Nonetheless, the notice cautioned that the employer cannot simply credit the employee with the $350 in the foregoing scenario because that would violate the rule that the employee or someone acting on the employee's behalf (other than the employer) must pay 35 percent of the COBRA premium.

Availability of Subsidy for Retiree, Vision and Dental Coverages


The notice explained that retiree health coverage may be treated as COBRA coverage to which the subsidy and tax credit apply, so long as (1) the retiree was terminated involuntarily between September 1, 2008, and December 31, 2009, and (2) the retiree coverage does not differ from the health coverage made available to similarly situated active employees.

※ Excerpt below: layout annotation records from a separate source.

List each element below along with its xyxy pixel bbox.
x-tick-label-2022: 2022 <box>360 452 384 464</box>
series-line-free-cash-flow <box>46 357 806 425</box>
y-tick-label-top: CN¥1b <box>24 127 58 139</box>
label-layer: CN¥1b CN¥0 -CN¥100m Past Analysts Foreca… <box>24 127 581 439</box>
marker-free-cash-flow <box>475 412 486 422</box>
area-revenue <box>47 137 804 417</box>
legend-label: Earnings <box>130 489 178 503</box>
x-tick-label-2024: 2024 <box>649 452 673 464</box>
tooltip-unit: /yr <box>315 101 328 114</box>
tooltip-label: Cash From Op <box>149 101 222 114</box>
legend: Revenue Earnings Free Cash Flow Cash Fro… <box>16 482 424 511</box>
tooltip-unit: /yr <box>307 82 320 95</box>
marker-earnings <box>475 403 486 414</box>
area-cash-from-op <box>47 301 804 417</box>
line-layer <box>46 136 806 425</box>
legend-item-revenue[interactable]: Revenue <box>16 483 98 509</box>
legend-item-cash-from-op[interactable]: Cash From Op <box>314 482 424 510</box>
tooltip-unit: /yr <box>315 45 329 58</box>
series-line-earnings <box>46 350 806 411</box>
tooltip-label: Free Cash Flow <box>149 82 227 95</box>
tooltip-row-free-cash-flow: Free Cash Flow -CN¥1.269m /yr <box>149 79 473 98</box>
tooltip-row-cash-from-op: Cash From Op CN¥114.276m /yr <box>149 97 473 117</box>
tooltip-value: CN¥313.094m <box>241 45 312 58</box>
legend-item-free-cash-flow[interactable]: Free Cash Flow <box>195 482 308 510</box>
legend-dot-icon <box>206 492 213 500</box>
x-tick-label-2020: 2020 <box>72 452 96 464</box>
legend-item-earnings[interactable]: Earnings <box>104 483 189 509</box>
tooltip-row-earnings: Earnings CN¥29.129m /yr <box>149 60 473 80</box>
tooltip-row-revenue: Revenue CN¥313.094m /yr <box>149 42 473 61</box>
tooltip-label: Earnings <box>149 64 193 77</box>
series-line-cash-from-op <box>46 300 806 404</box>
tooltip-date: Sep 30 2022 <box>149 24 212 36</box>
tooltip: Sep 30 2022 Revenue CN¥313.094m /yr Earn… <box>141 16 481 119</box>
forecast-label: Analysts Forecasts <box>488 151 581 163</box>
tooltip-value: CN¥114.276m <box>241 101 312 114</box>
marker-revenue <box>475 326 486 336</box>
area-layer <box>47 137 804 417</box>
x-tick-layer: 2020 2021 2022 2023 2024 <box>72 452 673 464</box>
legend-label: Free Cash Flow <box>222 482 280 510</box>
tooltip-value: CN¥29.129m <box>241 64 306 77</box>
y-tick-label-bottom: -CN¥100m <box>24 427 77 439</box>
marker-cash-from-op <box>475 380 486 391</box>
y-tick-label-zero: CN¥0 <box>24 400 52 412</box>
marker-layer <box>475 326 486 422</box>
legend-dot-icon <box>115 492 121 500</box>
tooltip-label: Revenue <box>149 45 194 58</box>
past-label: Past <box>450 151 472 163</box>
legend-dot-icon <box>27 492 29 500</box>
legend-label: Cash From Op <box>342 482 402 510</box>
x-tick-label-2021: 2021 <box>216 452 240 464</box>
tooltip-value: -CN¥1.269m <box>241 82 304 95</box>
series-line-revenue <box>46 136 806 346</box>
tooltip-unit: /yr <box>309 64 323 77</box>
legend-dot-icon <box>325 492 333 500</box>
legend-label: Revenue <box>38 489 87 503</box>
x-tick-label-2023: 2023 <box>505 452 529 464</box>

Finally, the notice clarified that the subsidy and tax credit are available for medical, dental and/or vision coverage. In other words, an employee who has all three coverages when the employee is involuntarily terminated can elect only dental coverage, in which case the 35 percent/65 percent split (and corresponding tax credit) apply only to the cost of the dental coverage. Nonetheless, the subsidy is not available for health flexible spending accounts.